Yuzna isn't one to shy away from a bad taste idea, however disturbing, and in Bride of Re-Animator increasingly bizarre surgical experimentation is free to come to the screen however off the wall the idea. From twitching feet, to bat wings sown to a head, to a finger and eye-ball homage to every great disembodied hand since Thing, watching for each new increasingly unfettered experimental monstrosity is as much a part of the experience as the story. Also for the most part they're all perfectly realised, given the low budget, with enough sinew and blood to cover the cracks; and though not perfect; it's eighties, it's b-movie and cracks are all part of the charm.

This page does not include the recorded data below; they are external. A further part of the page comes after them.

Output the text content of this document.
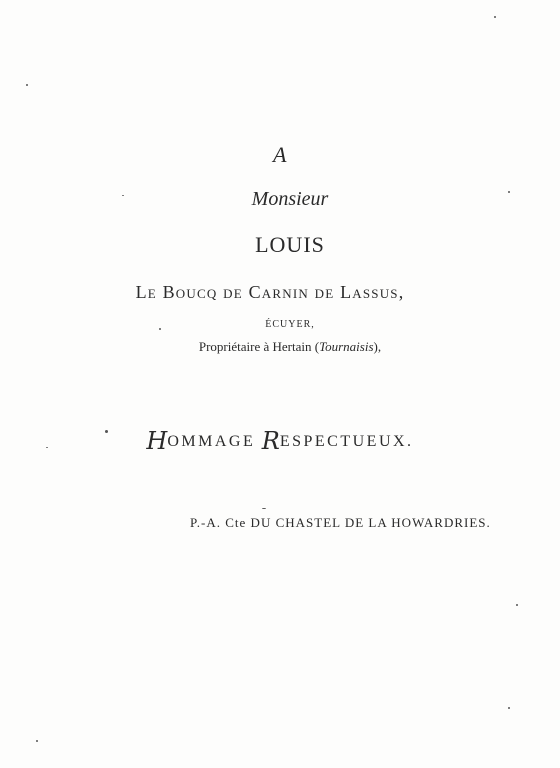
A
Monsieur
LOUIS
Le Boucq de Carnin de Lassus,
ÉCUYER,
Propriétaire à Hertain (Tournaisis),
HOMMAGE RESPECTUEUX.
P.-A. Cte DU CHASTEL DE LA HOWARDRIES.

I'd be hard pressed to describe West's creations as zombies in any traditional or even contemporary sense. If anything these Frankenstein's meat slabs intimate of life returned; of consciousness, id, ego and will all back alongside breath and a heart-beat. It's b-movie mumbo jumbo of course; of primordial ooze extracted from the amniotic sac of the cuzco iguana and stuff about consciousness not residing in the brain but any of the tissue but the short of it West has found a way of reanimating flesh; the rest doesn't have to make much sense. There is enough ambiguity, and some of West's lesser successes, and remnants from the first film, certainly appear zombie with decay, mindless behaviour with hints of hunger and violence, and towards the end of the film appearing to be controlled by the will of another, all in good old pre-Romero Caribbean style. I'd also be hard pressed to say any of West's returnees are exactly corpus-mentis.

If I was to nit-pick, it could be argued the story is a little disjointed; more a mash-up of sub-narratives and ideas that happen to overlap rather than a grand singular story. It's also under critique rather light on substance with many of the more excessive and memorable scenes rather throwaway and unnecessary from a narrative point of view; included, the b-movie aficionado would argue for the shits and giggles, but for the cynic, perhaps to fill and because gore always sells. Still, they do fit with the insanity and as said they're really just as integral a part of the whole experience as the increasingly incredulous plot. Bride is another riotous Re-Animator chapter allowing both Coombs and the supporting ensemble to shine. With a lively, whimsical sound track and good pacing, it's perfect goofy, excessive and shocking b-movie entertainment, and this new Arrow Blu-ray release; packed with every extra you could hope for, does everything it can to bring it to life - 7/10.